Victor Borge, the renowned pianist, once told a friend that he could tell time by his piano. The friend wasn’t convinced, so Borge proceeded to prove his point. He immediately began playing a resounding march. In only moments there was a noisy banging on the wall, and a loud voice in the next apartment screamed, “Stop that noise! Don’t you know it is 1:30 in the morning?”
Borge had his way of telling time by playing his piano, but he can’t stop time. Only God can do that. Time is like a rapidly flowing river in that once your craft is launched, there is no turning back and no stopping it. The craft of life in which we are riding is carried faster and faster through the turbulence of white water rapids. We would like to slow things down for a little while. But we can’t.

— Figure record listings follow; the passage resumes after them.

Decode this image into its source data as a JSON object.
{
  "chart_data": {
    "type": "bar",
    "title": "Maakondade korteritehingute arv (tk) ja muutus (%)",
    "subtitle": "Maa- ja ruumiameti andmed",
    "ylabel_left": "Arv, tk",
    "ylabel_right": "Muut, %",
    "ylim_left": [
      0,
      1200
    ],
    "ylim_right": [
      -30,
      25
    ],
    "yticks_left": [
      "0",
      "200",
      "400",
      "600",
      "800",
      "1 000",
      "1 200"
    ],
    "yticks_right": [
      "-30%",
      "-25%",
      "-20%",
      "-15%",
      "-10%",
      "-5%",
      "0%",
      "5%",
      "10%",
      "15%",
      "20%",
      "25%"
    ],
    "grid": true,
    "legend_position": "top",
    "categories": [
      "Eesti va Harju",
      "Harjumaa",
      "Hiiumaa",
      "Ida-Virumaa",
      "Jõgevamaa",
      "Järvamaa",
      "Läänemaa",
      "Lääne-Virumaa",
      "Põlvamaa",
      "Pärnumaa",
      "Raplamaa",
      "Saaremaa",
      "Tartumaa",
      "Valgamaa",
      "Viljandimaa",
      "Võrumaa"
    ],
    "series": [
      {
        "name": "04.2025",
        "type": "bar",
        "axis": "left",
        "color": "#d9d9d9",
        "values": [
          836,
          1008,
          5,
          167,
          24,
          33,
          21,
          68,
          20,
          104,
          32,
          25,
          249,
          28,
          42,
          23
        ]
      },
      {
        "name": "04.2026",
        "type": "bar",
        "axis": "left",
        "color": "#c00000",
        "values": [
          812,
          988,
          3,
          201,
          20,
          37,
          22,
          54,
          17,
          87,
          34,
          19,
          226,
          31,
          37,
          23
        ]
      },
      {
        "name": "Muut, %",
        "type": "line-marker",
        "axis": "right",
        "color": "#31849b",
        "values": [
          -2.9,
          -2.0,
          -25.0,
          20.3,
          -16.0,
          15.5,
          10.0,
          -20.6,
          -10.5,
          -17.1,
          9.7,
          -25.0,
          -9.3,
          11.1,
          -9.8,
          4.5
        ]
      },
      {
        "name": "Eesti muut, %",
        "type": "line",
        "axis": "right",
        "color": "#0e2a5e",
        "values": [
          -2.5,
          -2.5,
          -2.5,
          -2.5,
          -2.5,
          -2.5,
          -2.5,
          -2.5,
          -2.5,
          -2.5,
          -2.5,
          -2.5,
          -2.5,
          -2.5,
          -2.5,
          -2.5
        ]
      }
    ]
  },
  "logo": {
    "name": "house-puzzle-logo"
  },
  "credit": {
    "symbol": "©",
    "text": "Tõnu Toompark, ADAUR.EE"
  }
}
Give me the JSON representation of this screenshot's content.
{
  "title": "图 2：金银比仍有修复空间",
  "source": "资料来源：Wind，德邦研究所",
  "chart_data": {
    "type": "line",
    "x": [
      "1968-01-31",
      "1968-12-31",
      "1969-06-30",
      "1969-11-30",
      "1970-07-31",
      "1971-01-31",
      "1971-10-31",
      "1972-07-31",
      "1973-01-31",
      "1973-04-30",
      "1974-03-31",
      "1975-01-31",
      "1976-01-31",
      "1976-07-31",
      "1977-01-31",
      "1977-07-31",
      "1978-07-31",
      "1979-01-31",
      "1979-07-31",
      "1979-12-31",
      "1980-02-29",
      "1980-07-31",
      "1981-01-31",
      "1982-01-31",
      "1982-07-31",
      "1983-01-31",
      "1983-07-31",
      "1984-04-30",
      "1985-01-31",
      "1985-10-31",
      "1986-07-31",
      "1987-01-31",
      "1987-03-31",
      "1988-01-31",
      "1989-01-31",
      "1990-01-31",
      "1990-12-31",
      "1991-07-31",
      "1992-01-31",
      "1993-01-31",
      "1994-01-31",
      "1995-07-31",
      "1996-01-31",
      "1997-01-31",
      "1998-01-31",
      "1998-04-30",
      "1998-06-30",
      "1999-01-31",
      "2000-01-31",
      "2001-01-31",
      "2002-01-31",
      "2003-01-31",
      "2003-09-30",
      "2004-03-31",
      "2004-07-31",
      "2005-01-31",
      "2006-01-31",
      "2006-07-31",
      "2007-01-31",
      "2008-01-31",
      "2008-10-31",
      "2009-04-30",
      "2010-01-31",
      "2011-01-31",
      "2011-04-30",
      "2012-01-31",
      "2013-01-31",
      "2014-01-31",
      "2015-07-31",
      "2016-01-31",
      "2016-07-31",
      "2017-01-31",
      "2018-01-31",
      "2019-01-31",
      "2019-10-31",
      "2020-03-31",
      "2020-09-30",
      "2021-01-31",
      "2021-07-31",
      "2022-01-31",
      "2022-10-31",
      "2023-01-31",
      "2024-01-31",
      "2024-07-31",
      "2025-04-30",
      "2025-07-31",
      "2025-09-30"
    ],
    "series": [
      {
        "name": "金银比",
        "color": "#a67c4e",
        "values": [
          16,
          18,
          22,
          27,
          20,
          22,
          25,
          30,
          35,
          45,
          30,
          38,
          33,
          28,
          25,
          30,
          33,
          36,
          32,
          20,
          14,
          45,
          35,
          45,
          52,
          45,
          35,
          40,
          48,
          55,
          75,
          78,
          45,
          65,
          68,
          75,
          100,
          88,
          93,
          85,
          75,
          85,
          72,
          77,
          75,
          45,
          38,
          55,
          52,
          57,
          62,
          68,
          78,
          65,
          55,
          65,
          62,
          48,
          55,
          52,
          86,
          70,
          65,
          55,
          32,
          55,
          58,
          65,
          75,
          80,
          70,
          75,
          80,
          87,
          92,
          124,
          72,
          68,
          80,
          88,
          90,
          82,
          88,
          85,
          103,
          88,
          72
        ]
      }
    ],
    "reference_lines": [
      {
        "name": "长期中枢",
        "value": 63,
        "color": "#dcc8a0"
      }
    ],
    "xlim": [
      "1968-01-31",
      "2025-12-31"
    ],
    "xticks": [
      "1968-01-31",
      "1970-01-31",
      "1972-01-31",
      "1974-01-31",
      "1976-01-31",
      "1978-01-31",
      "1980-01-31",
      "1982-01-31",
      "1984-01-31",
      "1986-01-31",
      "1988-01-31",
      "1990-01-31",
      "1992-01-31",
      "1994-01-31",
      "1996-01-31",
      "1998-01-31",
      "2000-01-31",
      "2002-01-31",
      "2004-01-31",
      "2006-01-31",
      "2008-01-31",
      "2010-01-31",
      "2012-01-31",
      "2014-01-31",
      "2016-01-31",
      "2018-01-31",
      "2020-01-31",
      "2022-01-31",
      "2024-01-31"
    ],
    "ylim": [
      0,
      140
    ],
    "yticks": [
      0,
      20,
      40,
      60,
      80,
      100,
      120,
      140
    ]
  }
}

The entity called time is in some ways a strange thing. We do not realize how important it is until we have so little of it left. Scientists, philosophers, and theologians strive to understand it, yet even as they are pondering it, they are controlled by it. Like money, once time is spent, it is gone forever.
What would you do if you received a letter from your bank saying, “Every morning $1,440 will be deposited in your account, and that each evening whatever balance you have failed to use will be deleted”? You would, of course, spend it all – every penny of it, before the bank closed each day. Actually each of us has such a bank. It is called the bank of TIME.
God deposits each day 1,440 minutes into your account. When the day is over those minutes will be gone, never to return again. It would be great if they could, but that will not happen. Each day thereafter is opened with a fresh account of 1,440 possible minutes. At the end of the day they will have vanished into thin air. The minutes you have used wisely will continue to bless you and possibly others. The minutes you failed to use wisely will represent a needless loss. To use tomorrow’s minutes is impossible. Your clock is running.
- To realize the value of ONE YEAR, ask a student who failed a grade in school.
- To realize the value of ONE MONTH, ask a mother whose baby died four weeks after being born.
- To realize the value of ONE HOUR, ask the wife who is waiting for her husband to arrive from Iraq after a long deployment when she has just learned his plane is running an hour late.
- To realize the value of ONE MINUTE, ask the person who just missed his flight.
- To realize the value of ONE SECOND ask the basketball player whose team lost the championship because the shot he made came one second late.
- To realize the value of ONE MILLISECOND, ask the person who won the silver medal in the Olympics.
There is no better time to focus on the value of time and the most productive way to use it than at the beginning of each New Year. Let us all treasure every minute of every hour that we are given, for it is a precious gift from God. It is the surest way that you and I will be able to both glorify God and bless others.
Why is this true? Hours and flowers soon fade away.